Nach Angaben der salvadorianischen Onlinezeitung El Faro hielt sich Saca mit definitiven Aussagen zur Unterstützung bei der Stichwahl zurück. »Darüber müssen die an der Unidad beteiligten Parteien entscheiden.«, sagte er bei einer Pressekonferenz am Sonntag. Zugleich erklärte jedoch einer der wichtigsten ihrer Politiker, der Abgeordnete Guillermo Gallegos, die Unidad bereits für tot: »Die Bewegung endet heute, und die Parteien Gana, PCN und PDC werden getrennt in den Wahlkampf für die Parlaments- und Kommunalwahlen 2015 gehen.«

Für die FMLN dürfte es schwierig werden, bei den Unidad-Wählern Zuspruch zu finden. Nach einer Umfrage, die die salvadorianische Zeitung El Mundo Anfang Dezember 2013 auf ihrer Interetseite veröffentlicht hatte, konnten sich zu diesem Zeitpunkt 23 Prozent der Unidad-Wähler vorstellen, ihre Stimme für ARENA abzugeben, nur neun Prozent tendierten zur FMLN. Die Anhängerschaft des Bündnisses neigt also deutlich der Rechten zu. Saca stammt schließlich selbst aus der Republikanisch-Nationalistischen Allianz, gewann mit ihr 2004 die Präsidentschaftswahlen und regierte bis 2009, als die ARENA nach vier Legislaturperioden die Regierung erstmals an die FMLN unter Mauricio Funes verlor. Im Zuge interner Streitigkeiten wurde Saca im Dezember 2009 aus der Partei ausgeschlossen.

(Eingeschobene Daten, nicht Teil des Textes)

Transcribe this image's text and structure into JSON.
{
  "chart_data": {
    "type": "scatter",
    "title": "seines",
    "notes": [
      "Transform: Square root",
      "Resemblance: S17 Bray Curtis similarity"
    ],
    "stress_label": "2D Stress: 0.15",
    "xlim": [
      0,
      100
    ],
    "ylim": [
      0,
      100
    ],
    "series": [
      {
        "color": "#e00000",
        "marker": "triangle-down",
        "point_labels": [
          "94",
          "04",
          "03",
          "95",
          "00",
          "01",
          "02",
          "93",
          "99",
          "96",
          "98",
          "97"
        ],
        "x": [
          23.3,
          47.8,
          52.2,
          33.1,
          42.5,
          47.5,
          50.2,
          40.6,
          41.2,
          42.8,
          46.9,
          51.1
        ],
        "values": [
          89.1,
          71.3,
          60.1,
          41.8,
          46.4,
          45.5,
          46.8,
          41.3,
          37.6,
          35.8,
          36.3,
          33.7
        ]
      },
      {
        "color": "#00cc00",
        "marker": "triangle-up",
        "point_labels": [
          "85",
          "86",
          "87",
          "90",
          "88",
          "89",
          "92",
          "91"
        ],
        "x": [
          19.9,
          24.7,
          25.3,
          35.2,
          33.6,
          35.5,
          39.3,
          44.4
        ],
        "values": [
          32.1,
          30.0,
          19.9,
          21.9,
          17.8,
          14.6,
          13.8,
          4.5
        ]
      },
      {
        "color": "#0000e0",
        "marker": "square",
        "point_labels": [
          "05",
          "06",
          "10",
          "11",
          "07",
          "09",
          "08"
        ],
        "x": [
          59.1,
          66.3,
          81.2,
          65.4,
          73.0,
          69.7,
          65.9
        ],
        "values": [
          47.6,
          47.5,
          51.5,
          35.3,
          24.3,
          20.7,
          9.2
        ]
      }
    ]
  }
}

Die Wahlen wurden von zahlreichen internationalen Beobachtern begleitet, darunter der 2012 aus dem Amt geputschte Expräsident von Paraguay, Fernando Lugo, sowie Manuel Zelaya, der 2009 als honduranischer Präsident durch einen Staatsstreich gestürzt worden war. Lugo bezeichnete die Wahl in El Salvador als »ruhig und diszipliniert«. »Die Säule, auf der die salvadorianische Demokratie ruht, sind die Friedensabkommen, die vor 22 Jahren unterzeichnet wurden, und das beweist, daß sich der demokratische Prozeß festigt«, sagte er. Damit bezog Lugo sich auf den Abschluß der Friedensverhandlungen zwischen Regierung und FMLN, durch die der seit 1980 dauernde bewaffnete Kampf beendet wurde. 1994 trat die FMLN erstmals als legale Partei zu Wahlen an. Cerén, der als Kommandant der Guerilla bereits an den Verhandlungen beteiligt war, ist im Gegensatz zum bisherigen Staatschef ein Vertreter des linken Flügels der FMLN und hatte bereits im Dezember erklärt, dem antiimperialistischen Staatenbündnis ALBA beitreten zu wollen. In ihrem Wahlprogramm kündigt die FMLN unter anderem an, Bildung und Forschung zu fördern, die medizinische Versorgung weiter zu verbessern, staatliche Bürokratie abzubauen und die Infrastruktur zu stärken.